Be very careful with this link; I’ve not obscured it at all. See what it does? It starts with the real eBay URL, a secure one, and then near the end redirects you, obscuring it with lots of encoded characters (can you guess what http%3A%2F%2F comes up as? Can ya?).

It gets worse. That URL comes up as a secure page, with the eBay logo in the browser. It appears to load the eBay page. In fact what it does is load the page at http://62.193.217.91/ - yup, go take a look. (Unless it’s been killed now.)

If you ask me, that’s serious. I’ve fired off an email to abuse@amen.fr - we’ll have to hope someone is awake there.

The result is the same, though.
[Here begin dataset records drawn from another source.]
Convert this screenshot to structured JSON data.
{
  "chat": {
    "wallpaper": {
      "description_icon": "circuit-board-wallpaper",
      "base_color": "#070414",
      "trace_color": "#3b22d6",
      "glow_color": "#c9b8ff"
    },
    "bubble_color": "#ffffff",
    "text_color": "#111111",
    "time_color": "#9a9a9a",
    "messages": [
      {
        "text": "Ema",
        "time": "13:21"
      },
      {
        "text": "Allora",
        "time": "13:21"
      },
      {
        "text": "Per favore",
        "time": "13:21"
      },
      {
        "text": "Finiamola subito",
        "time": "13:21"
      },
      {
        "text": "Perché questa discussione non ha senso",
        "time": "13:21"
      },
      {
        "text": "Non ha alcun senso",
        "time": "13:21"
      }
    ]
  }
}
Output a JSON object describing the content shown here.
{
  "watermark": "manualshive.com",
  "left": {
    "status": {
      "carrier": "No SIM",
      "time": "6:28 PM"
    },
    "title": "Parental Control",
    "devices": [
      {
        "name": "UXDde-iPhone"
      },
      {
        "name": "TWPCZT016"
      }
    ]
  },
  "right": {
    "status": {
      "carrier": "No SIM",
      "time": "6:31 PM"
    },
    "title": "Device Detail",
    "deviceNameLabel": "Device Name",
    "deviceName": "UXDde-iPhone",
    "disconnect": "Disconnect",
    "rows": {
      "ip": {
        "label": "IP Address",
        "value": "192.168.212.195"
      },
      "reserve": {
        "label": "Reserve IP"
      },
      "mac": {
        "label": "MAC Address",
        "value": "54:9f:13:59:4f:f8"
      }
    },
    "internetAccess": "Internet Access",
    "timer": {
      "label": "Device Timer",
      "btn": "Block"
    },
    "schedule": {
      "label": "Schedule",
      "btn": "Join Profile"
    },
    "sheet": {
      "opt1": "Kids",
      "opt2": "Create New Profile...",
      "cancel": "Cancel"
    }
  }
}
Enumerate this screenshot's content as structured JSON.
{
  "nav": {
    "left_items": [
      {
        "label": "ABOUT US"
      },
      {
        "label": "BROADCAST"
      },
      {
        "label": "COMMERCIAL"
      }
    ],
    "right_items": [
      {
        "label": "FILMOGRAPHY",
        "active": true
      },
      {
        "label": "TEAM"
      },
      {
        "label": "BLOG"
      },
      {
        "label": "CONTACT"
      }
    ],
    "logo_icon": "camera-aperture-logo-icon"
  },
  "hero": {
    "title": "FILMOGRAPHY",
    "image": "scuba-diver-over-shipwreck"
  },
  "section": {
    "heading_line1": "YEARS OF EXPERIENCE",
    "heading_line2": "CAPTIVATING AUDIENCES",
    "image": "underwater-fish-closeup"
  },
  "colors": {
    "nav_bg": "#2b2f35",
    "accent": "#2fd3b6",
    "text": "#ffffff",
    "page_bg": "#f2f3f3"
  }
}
Phishing scam. Originating from a PC in Korea at 211.59.86.44 since you ask, pointing to one in France at 62.193.217.91 (owned by Amen.fr).

A final thought: eBay could, and should, stop this. It’s SO easy. How: (1) change the images on its website, constantly. (2) block any display of those images outside the eBay site. I do think eBay bears a lot of responsibility for not proactively tackling this.